DSP Concepts says its GUI enables any engineer, whether familiar with audio processing or not, to quickly produce studio quality results.
California-based audio digital signal processing company DSP Concepts has wrapped a graphical-user interface (GUI) around its 400+ audio algorithms, compiled them for every major audio processor, and is releasing them in a standard product called Audio Weaver.
For 12 years DSP Concepts and its founder Paul Beckmann provided consulting services for audio digital signal processing (DSP). During that time his team has amassed expertise helping clients solve difficult audio problems, which surprisingly are more important to fix than flawed video.
"People will tolerate grainy video, but poor audio quality is unforgivable by most consumers," Paul Beckmann, chief executive officer at DSP Concepts told EE Times.
The company over the years accumulated all the standard audio functions in modules, which it hand writes for all available processors from Atmel to Analog Devices to ARM to TI's DSPs, ending up with over 400 modules today. Its library also includes advanced modules just coming into play today, such as microphone beam forming and different types of noise detection. For example, one module turns up the audio when it gets noisy on the highway but turns it back down for relatively low-noise situations, such as sitting at a stop light.
Now, with coaxing from professional sound labs like Sennheiser and BareFoot Sound, DSP Concepts released Audio Weaver, which the company claims can solve almost every audio problem—its core algorithms plus advanced concepts previously unheard of—from front-end tasks like managing multiple microphones to audio-zoom into the one principle voice, to middle management like the automatic volume control adjuster mentioned above to back-end management of the frequency curves of speaker to emulate both high- and low-end models on the same studio monitors.

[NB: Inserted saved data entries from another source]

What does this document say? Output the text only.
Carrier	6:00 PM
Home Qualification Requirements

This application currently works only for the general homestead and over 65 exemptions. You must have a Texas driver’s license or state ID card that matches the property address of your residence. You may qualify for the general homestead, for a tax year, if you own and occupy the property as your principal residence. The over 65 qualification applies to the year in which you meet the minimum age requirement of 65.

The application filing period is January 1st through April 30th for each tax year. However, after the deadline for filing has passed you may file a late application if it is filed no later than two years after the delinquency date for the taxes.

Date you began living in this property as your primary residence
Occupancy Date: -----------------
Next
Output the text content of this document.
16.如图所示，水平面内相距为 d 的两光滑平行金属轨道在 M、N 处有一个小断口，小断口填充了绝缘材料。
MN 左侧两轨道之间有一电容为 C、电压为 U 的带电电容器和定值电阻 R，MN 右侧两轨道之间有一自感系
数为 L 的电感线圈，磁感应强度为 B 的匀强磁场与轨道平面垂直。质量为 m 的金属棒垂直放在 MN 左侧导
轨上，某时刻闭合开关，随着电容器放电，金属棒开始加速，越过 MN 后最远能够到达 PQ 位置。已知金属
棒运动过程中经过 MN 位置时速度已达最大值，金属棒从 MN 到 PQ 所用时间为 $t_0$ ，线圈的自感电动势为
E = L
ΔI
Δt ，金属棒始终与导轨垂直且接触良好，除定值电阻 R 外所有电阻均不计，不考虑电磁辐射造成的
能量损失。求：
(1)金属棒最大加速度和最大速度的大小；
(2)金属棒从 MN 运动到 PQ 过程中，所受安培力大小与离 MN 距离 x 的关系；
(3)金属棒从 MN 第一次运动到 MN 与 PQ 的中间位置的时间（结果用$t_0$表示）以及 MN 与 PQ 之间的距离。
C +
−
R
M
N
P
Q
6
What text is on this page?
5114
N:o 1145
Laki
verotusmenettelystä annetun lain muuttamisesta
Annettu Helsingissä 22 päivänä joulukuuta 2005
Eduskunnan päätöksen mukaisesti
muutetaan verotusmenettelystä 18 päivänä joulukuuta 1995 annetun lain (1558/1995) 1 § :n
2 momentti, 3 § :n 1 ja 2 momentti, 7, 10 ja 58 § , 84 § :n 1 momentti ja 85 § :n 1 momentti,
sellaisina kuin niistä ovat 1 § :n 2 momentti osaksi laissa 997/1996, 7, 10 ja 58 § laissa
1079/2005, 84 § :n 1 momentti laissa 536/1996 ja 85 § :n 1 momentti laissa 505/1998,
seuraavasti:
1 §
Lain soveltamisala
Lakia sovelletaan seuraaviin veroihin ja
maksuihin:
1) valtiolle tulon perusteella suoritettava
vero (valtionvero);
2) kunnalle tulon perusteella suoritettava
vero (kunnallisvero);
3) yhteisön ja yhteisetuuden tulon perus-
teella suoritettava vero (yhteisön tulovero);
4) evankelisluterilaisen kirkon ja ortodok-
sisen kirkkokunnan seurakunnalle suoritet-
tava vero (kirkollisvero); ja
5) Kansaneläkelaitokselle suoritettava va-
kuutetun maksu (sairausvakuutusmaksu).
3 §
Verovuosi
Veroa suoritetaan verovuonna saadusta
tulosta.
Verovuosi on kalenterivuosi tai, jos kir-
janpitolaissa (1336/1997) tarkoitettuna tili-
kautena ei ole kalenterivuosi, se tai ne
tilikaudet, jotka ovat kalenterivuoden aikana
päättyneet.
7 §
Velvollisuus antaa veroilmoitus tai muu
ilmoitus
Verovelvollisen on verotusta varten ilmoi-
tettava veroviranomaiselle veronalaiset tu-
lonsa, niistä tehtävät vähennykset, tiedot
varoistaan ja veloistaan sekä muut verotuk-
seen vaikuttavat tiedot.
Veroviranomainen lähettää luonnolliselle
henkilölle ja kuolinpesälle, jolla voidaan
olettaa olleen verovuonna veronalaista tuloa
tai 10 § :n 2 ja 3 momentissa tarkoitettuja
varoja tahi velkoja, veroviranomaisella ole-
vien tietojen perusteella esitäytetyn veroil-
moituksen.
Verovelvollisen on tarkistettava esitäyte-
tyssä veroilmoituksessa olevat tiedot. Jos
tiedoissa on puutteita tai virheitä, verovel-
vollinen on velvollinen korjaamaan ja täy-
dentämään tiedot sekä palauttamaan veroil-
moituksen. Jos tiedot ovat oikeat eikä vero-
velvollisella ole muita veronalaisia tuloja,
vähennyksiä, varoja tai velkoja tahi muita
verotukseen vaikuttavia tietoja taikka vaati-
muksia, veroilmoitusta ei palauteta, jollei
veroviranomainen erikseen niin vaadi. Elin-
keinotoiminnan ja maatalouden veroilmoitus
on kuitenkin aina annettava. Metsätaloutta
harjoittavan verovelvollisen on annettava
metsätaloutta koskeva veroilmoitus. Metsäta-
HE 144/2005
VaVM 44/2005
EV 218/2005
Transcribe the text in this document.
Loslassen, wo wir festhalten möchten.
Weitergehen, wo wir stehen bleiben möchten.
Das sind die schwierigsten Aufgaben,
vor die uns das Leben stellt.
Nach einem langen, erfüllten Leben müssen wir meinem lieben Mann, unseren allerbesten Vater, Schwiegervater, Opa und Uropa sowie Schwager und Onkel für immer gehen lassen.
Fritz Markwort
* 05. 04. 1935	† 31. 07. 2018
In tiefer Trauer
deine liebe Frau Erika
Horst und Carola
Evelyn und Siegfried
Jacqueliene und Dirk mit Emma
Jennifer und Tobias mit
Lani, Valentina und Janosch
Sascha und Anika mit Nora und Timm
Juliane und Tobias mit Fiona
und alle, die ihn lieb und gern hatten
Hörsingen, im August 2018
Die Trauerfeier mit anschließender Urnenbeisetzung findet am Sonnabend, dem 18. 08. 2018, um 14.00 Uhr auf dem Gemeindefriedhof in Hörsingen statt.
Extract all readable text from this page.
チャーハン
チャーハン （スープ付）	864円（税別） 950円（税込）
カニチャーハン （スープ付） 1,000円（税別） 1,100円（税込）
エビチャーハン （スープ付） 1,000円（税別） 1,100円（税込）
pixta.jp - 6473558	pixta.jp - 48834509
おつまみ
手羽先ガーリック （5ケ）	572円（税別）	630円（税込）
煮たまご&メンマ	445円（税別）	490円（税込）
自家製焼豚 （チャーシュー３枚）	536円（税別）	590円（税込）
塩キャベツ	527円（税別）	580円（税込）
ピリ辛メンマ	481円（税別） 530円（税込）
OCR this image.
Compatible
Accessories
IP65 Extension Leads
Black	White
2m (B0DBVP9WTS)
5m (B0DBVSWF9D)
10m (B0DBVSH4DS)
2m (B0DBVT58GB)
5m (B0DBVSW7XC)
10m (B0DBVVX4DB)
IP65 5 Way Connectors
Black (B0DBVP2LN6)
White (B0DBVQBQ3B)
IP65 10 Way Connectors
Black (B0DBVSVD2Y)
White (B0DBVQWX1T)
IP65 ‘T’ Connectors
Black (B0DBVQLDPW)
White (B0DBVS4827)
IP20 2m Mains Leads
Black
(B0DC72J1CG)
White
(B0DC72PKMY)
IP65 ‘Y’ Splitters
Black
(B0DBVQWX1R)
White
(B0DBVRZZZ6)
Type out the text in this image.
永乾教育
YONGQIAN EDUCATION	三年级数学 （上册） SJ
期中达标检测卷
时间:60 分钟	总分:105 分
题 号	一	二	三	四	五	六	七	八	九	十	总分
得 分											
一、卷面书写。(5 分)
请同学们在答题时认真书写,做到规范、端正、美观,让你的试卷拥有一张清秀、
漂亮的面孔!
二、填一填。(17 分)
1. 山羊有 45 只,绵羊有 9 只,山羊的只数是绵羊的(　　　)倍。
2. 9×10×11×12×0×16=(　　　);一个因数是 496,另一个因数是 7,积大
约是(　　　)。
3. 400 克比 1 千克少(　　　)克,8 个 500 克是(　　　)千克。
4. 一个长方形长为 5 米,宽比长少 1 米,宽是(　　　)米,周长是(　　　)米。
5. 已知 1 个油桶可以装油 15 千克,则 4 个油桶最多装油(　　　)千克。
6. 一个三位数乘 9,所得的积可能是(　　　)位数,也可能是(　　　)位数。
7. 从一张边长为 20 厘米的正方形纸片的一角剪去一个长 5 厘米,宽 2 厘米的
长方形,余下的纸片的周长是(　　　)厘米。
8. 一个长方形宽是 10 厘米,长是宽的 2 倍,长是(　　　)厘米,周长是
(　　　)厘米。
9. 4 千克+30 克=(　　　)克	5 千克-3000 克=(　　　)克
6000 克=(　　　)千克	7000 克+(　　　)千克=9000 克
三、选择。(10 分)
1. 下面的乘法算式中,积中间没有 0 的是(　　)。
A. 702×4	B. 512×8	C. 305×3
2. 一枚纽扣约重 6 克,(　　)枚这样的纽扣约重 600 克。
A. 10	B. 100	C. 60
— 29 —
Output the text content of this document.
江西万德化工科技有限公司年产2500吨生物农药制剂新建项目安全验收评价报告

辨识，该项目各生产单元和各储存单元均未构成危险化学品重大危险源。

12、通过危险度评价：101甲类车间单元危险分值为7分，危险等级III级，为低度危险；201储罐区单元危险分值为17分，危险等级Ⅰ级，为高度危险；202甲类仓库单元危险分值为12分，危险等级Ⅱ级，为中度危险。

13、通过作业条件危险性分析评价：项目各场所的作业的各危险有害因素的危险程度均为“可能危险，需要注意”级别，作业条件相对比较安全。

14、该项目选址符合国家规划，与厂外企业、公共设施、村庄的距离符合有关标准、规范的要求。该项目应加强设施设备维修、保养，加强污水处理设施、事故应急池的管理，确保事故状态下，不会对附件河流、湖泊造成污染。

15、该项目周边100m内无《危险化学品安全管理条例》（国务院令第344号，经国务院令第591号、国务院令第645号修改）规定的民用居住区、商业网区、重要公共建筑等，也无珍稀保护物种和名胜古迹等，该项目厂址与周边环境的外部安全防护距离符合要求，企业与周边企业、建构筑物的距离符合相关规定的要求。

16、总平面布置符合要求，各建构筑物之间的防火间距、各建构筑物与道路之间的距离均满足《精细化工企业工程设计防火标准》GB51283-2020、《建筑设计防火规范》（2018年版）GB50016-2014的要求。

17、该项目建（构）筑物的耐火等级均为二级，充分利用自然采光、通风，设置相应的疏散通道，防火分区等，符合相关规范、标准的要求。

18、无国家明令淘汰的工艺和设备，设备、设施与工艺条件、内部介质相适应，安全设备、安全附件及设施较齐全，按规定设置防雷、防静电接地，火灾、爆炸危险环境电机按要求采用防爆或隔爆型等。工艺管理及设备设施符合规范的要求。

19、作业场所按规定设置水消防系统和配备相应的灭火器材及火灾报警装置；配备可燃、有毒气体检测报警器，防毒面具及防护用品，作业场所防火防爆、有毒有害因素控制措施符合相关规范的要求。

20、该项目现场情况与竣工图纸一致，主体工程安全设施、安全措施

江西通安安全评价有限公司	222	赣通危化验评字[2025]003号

__Figure 1:__ *DSP Concepts says its graphical user interface enables any engineer, whether familiar with audio processing or not, to quickly produce studio quality results. (Source: DSP Concepts)*
DSP Concepts is still adding advanced capabilities to its 400+ library, as well as improving its GUI and interface it more tightly to standard tools like Matlab. It's also still consulting and helping clients build complicated audio products, often promising to cut time-to-market by 90 percent. For instance, recently it consulted with Sirius/XM to do volume levelling across all of their stations to improve the user experience while surfing around the dial. Another recent consulting jobs at Sirius/XM includes codec preconditioning to reduce annoying artifacts created by codecs used in the transmission chain.
The instigator to releasing DSP Concepts secret sauce as a standard product—Audio Weaver—was Sennheiser, who was using it so often that it wanted to use it in-house to help its U.S. design team transfer their designs more easily to their German-based manufacturing branch.
*The video “Audio Weaver Setup for the STM32 F407 Discovery Board” demonstrates how to get started, but Audio Weaver runs on almost every available microcontroller, even home-grown ARM boards. (Source: DSP Concepts)*
"We realised there was a big gap between the algorithms we came up with, and what the product engineers in Germany were able to implement in a shippable way. Often the algorithms we developed couldn’t be implemented, or were difficult to implement, on the platforms that the hardware engineers were using. So we realised we needed some software tools that would facilitate cross-platform development. We looked at what was available, and considered developing something ourselves, and decided Audio Weaver would be the best solution," according to Dan Harris, Chief Technology Integrator at Sennheiser. "Also Audio Weaver…allows us to develop DSP-based products without adding DSP programmers to the staff. Audio Weaver makes it possible for audio products to be developed by acoustics guys or audio engineers who are comfortable with Matlab but don’t know how to implement, say, a digital filter in DSP."
Audio Weaver also lets users develop custom modules in Matlab, C or C++ that are not currently in the DSP Concept repertoire, and if approved, they can be added to DSP's repertoire for others to use with a royalty revenue stream going back to the inventor.
New products using Audio Weaver "inside" include Amazon's Echo, GoPro's Hero-4, Blue Microphone's Nessie.